Where the Stars Rise edited by Lucas K. Law and Derwin Mak

By Ekta R. Garg

November 29, 2017

Genre: Science fiction/fantasy

Release date: October 28, 2017

Rated: Binge it! / 5 stars

Twenty-three authors come together to offer readers stories in a combined genre that, at first glance, seems to sit oddly: Asian science fiction/fantasy. Long-time readers of both genres may eye this collection with some skepticism. Rest assured, however, that these tales exhibit excellent storytelling. Each piece settles comfortably within the parameters of the science fiction and fantasy categories while at the same time providing glimpses into the beauty and mystery of Asian cultures.

As readers progress with the book, they’ll wonder why more Asian writers aren’t tackling science fiction and fantasy stories.

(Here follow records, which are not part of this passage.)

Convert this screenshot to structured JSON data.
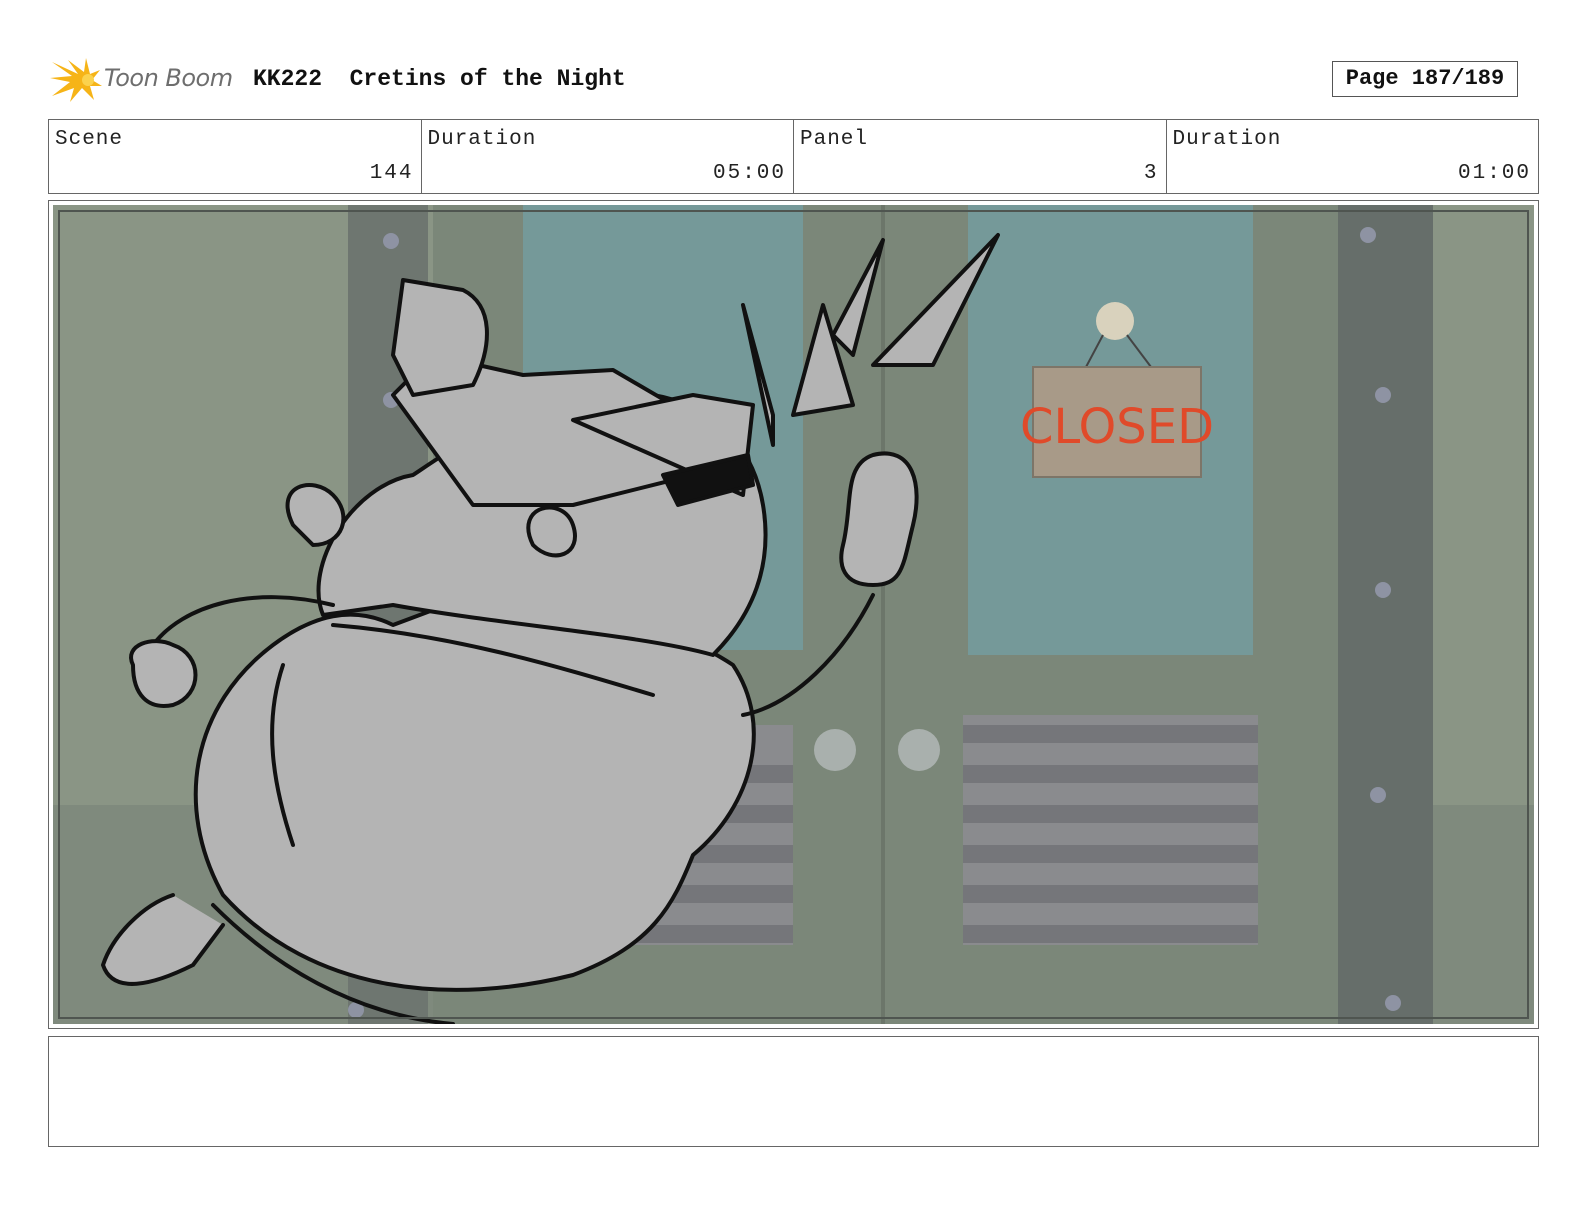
{
  "header": {
    "logo_text": "Toon Boom",
    "production_code": "KK222",
    "episode_title": "Cretins of the Night",
    "page_label": "Page 187/189"
  },
  "info": {
    "scene_label": "Scene",
    "scene_value": "144",
    "scene_duration_label": "Duration",
    "scene_duration_value": "05:00",
    "panel_label": "Panel",
    "panel_value": "3",
    "panel_duration_label": "Duration",
    "panel_duration_value": "01:00"
  },
  "artwork": {
    "sign_text": "CLOSED"
  },
  "notes": {
    "text": ""
  }
}
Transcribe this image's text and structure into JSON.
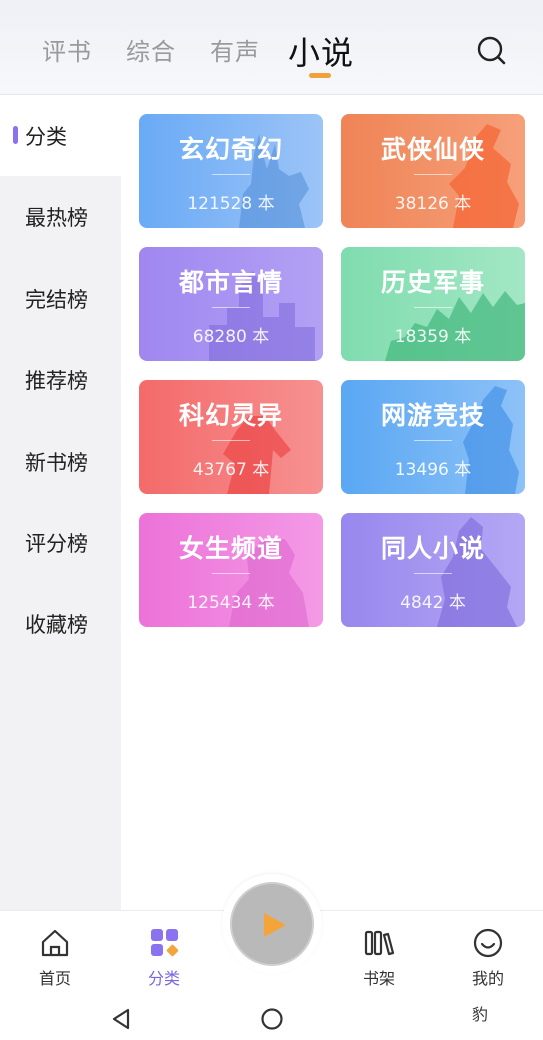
{
  "tabs": [
    {
      "label": "评书"
    },
    {
      "label": "综合"
    },
    {
      "label": "有声"
    },
    {
      "label": "小说"
    }
  ],
  "active_tab": "小说",
  "sidebar": {
    "items": [
      {
        "label": "分类"
      },
      {
        "label": "最热榜"
      },
      {
        "label": "完结榜"
      },
      {
        "label": "推荐榜"
      },
      {
        "label": "新书榜"
      },
      {
        "label": "评分榜"
      },
      {
        "label": "收藏榜"
      }
    ],
    "active": "分类"
  },
  "categories": [
    {
      "name": "玄幻奇幻",
      "count": "121528 本",
      "color_from": "#6aaaf5",
      "color_to": "#9cc4f7"
    },
    {
      "name": "武侠仙侠",
      "count": "38126 本",
      "color_from": "#ef8456",
      "color_to": "#f6a07a"
    },
    {
      "name": "都市言情",
      "count": "68280 本",
      "color_from": "#9f87f0",
      "color_to": "#b3a1f4"
    },
    {
      "name": "历史军事",
      "count": "18359 本",
      "color_from": "#7fdcae",
      "color_to": "#a3e7c5"
    },
    {
      "name": "科幻灵异",
      "count": "43767 本",
      "color_from": "#f46a6a",
      "color_to": "#f79191"
    },
    {
      "name": "网游竞技",
      "count": "13496 本",
      "color_from": "#5aa7f3",
      "color_to": "#8dc2f7"
    },
    {
      "name": "女生频道",
      "count": "125434 本",
      "color_from": "#ec72d8",
      "color_to": "#f49ae6"
    },
    {
      "name": "同人小说",
      "count": "4842 本",
      "color_from": "#9887ee",
      "color_to": "#b4a7f4"
    }
  ],
  "bottom_nav": [
    {
      "label": "首页",
      "icon": "home-icon"
    },
    {
      "label": "分类",
      "icon": "category-icon"
    },
    {
      "label": "书架",
      "icon": "bookshelf-icon"
    },
    {
      "label": "我的",
      "icon": "smile-icon"
    }
  ],
  "bottom_extra_text": "豹",
  "colors": {
    "accent": "#8a72f0",
    "tab_underline": "#f0a23a",
    "play_triangle": "#f3a53a"
  }
}
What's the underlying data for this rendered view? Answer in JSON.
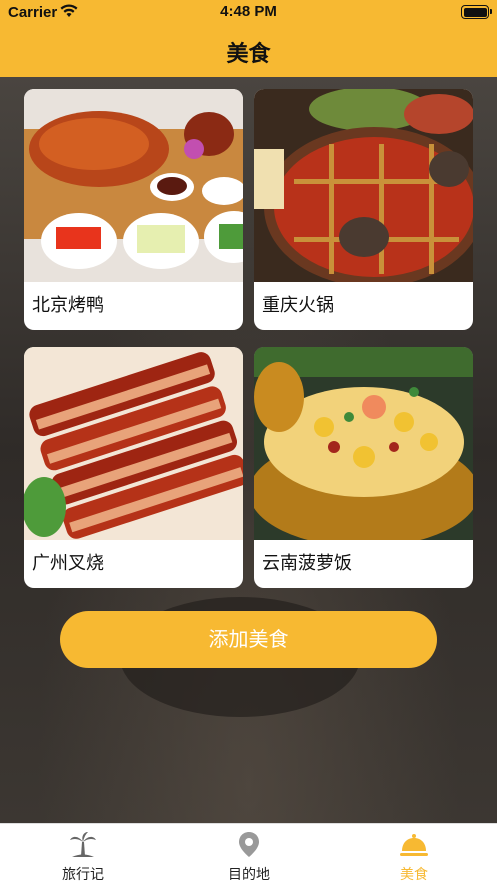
{
  "status_bar": {
    "carrier": "Carrier",
    "time": "4:48 PM"
  },
  "nav": {
    "title": "美食"
  },
  "foods": [
    {
      "name": "北京烤鸭"
    },
    {
      "name": "重庆火锅"
    },
    {
      "name": "广州叉烧"
    },
    {
      "name": "云南菠萝饭"
    }
  ],
  "add_button": {
    "label": "添加美食"
  },
  "tabs": [
    {
      "label": "旅行记",
      "icon": "palm-tree-icon"
    },
    {
      "label": "目的地",
      "icon": "map-pin-icon"
    },
    {
      "label": "美食",
      "icon": "food-cloche-icon",
      "active": true
    }
  ],
  "colors": {
    "accent": "#f7b932"
  }
}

For anyone with an Asian background or knowledgeable about Asian cultures, the connection makes sense. The traditions of the Far East offer a deluge of magic and mysticism; in many cases, those ideas are celebrated and woven tightly into the fabric of Asian societies. It’s an easy stride, then, to science fiction and fantasy. Yet short stories in speculative fiction with strong Asian ties have just begun their ascent, which is probably why the anthology received the title it did.

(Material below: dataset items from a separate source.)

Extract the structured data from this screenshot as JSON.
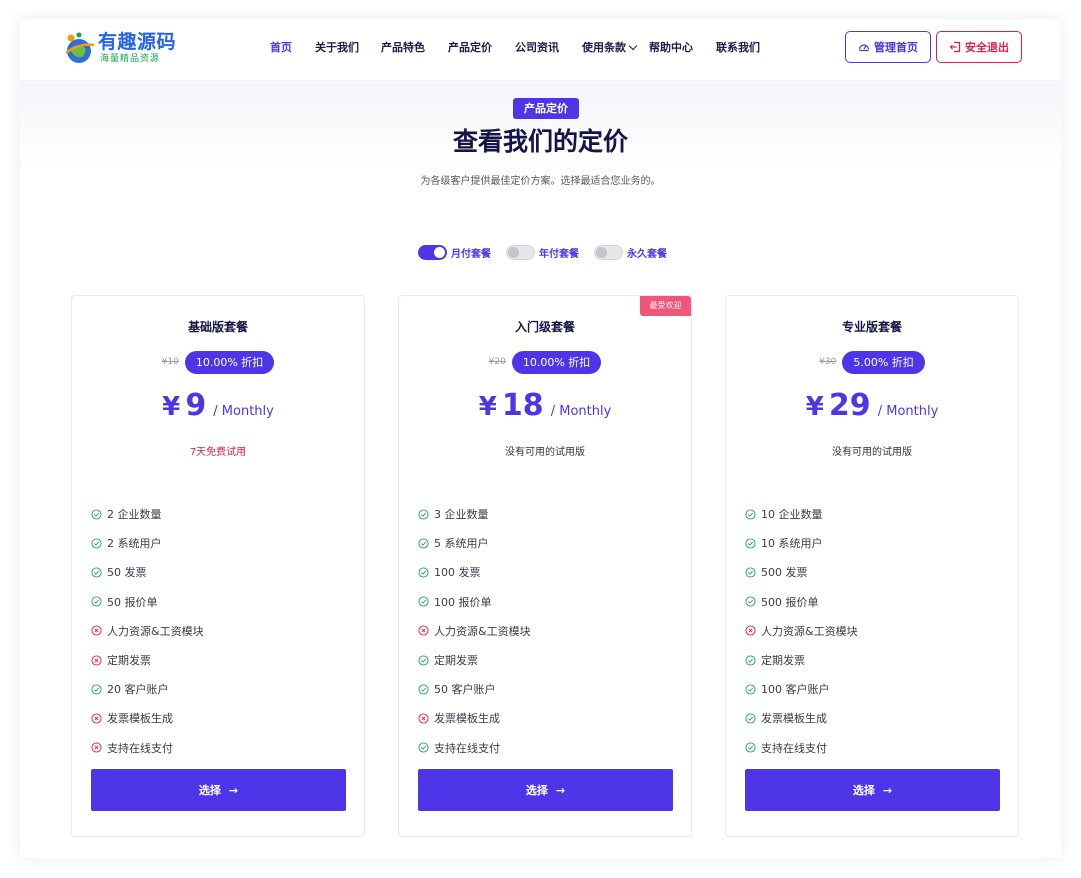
{
  "brand": {
    "title": "有趣源码",
    "subtitle": "海量精品资源"
  },
  "nav": {
    "items": [
      {
        "label": "首页",
        "active": true
      },
      {
        "label": "关于我们"
      },
      {
        "label": "产品特色"
      },
      {
        "label": "产品定价"
      },
      {
        "label": "公司资讯"
      },
      {
        "label": "使用条款",
        "dropdown": true
      },
      {
        "label": "帮助中心"
      },
      {
        "label": "联系我们"
      }
    ],
    "admin_label": "管理首页",
    "logout_label": "安全退出"
  },
  "header": {
    "tag": "产品定价",
    "title": "查看我们的定价",
    "subtitle": "为各级客户提供最佳定价方案。选择最适合您业务的。"
  },
  "billing_toggles": [
    {
      "label": "月付套餐",
      "on": true
    },
    {
      "label": "年付套餐",
      "on": false
    },
    {
      "label": "永久套餐",
      "on": false
    }
  ],
  "plans": [
    {
      "name": "基础版套餐",
      "old_price": "¥10",
      "discount": "10.00% 折扣",
      "currency": "¥",
      "price": "9",
      "period": "/ Monthly",
      "trial": "7天免费试用",
      "trial_free": true,
      "features": [
        {
          "text": "2 企业数量",
          "ok": true
        },
        {
          "text": "2 系统用户",
          "ok": true
        },
        {
          "text": "50 发票",
          "ok": true
        },
        {
          "text": "50 报价单",
          "ok": true
        },
        {
          "text": "人力资源&工资模块",
          "ok": false
        },
        {
          "text": "定期发票",
          "ok": false
        },
        {
          "text": "20 客户账户",
          "ok": true
        },
        {
          "text": "发票模板生成",
          "ok": false
        },
        {
          "text": "支持在线支付",
          "ok": false
        }
      ],
      "button": "选择"
    },
    {
      "name": "入门级套餐",
      "badge": "最受欢迎",
      "old_price": "¥20",
      "discount": "10.00% 折扣",
      "currency": "¥",
      "price": "18",
      "period": "/ Monthly",
      "trial": "没有可用的试用版",
      "trial_free": false,
      "features": [
        {
          "text": "3 企业数量",
          "ok": true
        },
        {
          "text": "5 系统用户",
          "ok": true
        },
        {
          "text": "100 发票",
          "ok": true
        },
        {
          "text": "100 报价单",
          "ok": true
        },
        {
          "text": "人力资源&工资模块",
          "ok": false
        },
        {
          "text": "定期发票",
          "ok": true
        },
        {
          "text": "50 客户账户",
          "ok": true
        },
        {
          "text": "发票模板生成",
          "ok": false
        },
        {
          "text": "支持在线支付",
          "ok": true
        }
      ],
      "button": "选择"
    },
    {
      "name": "专业版套餐",
      "old_price": "¥30",
      "discount": "5.00% 折扣",
      "currency": "¥",
      "price": "29",
      "period": "/ Monthly",
      "trial": "没有可用的试用版",
      "trial_free": false,
      "features": [
        {
          "text": "10 企业数量",
          "ok": true
        },
        {
          "text": "10 系统用户",
          "ok": true
        },
        {
          "text": "500 发票",
          "ok": true
        },
        {
          "text": "500 报价单",
          "ok": true
        },
        {
          "text": "人力资源&工资模块",
          "ok": false
        },
        {
          "text": "定期发票",
          "ok": true
        },
        {
          "text": "100 客户账户",
          "ok": true
        },
        {
          "text": "发票模板生成",
          "ok": true
        },
        {
          "text": "支持在线支付",
          "ok": true
        }
      ],
      "button": "选择"
    }
  ],
  "colors": {
    "accent": "#4f35e8",
    "danger": "#e11d48",
    "check": "#22a06b",
    "ribbon": "#f2557a",
    "title": "#141446"
  }
}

The stories in this book detail characters all at once familiar and wondrous. The authors relish the risks they take in leading readers across different planets and the solar system. Even though the landscapes may feel unfamiliar the characters’ challenges and questions certainly do not.

The collection includes tales about the following:

Readers will meet a pair of sisters in a post-apocalyptic Tokyo. The girls, orphans, have managed to stay safe and hidden, despite the immense challenges provided by severe food shortages. On the day in the story, though, the older sister knows the two of them will witness great change. Scientists have scrambled to assemble parts to launch a rocket so the Japanese people still alive can alert the rest of the world they exist. The sisters make the arduous trip from their suburb apartment building to downtown Tokyo, certain their horror-filled days are at an end.

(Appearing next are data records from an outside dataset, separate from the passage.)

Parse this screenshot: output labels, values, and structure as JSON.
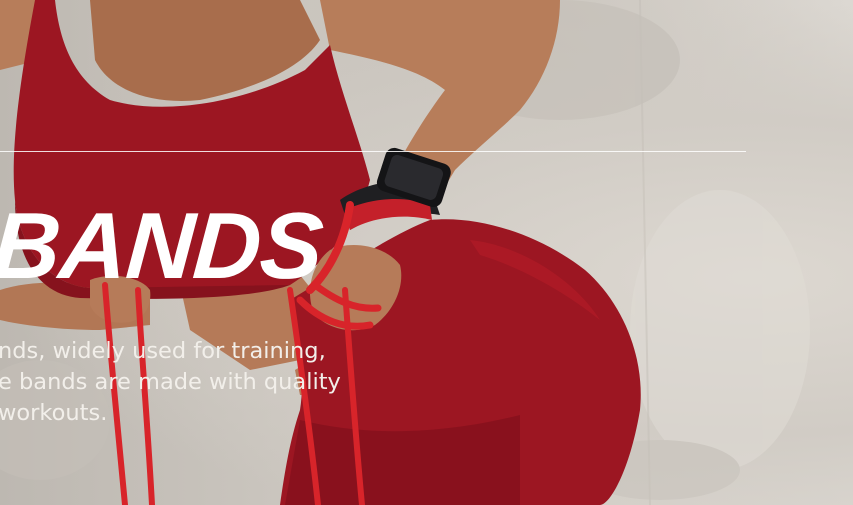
{
  "hero": {
    "headline": "E BANDS",
    "description_lines": [
      "nds, widely used for training,",
      "e bands are made with quality",
      "workouts."
    ]
  },
  "colors": {
    "garment_red": "#9c1622",
    "band_red": "#d8242a",
    "skin": "#b77d5a",
    "wall": "#cfcac3",
    "text": "#ffffff"
  },
  "icons": {
    "watch": "smartwatch-icon"
  }
}
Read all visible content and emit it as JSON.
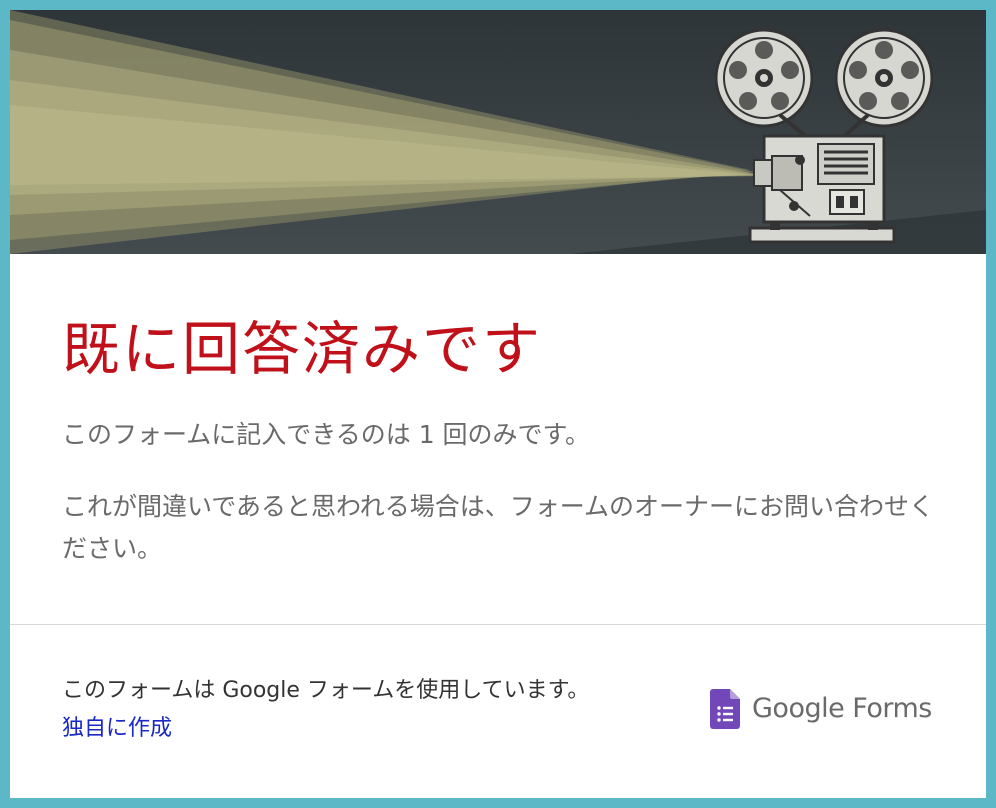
{
  "title": "既に回答済みです",
  "message_1": "このフォームに記入できるのは 1 回のみです。",
  "message_2": "これが間違いであると思われる場合は、フォームのオーナーにお問い合わせください。",
  "footer": {
    "note": "このフォームは Google フォームを使用しています。",
    "create_link": "独自に作成",
    "logo_text": "Google Forms"
  },
  "colors": {
    "accent_border": "#5cb8c6",
    "title_red": "#c0111a",
    "link_blue": "#1a28c8",
    "forms_purple": "#7248b9"
  },
  "icons": [
    "film-projector-illustration",
    "google-forms-icon"
  ]
}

A scientist receives an invitation to join a one-way mission to Mars. She finds relief in the opportunity. Life here on Earth has become just too much. A childhood tragedy leaves her estranged from her sister, and the scientist can’t carry the burden of guilt anymore. Maybe, she reasons, that burden will become much lighter in space.

Deep in space a man recounts the many “lives” he’s lived—that is, he started as a younger brother but then became an orphan. He joins a family aboard one ship, only to be told that he doesn’t fit in with that family and will join another. The second ship gives him a brotherhood to join and a comfortable living as a drug dealer—although he certainly wouldn’t call it that—but when he finds his real brother, all his worlds and his old selves collide.

Visitors to the tropical Indian state of Kerala come because of the rumors: a great man they once admired has died, and his son has immortalized him in a way that is horrifying and fascinating all at the same time. The son doesn’t quite understand the commotion. His appa (father) was the most important person to him and almost equally important to so many others. Why can’t they see his gesture as a tribute fitting to the man?

The complexities of the stories and the characters and the stories will delight readers, but they will also elicit a reaction all too familiar to book lovers everywhere: the stories will leave readers wanting much, much more. I recommend readers Binge Where the Stars Rise and also encourage this new subset of science fiction and fantasy.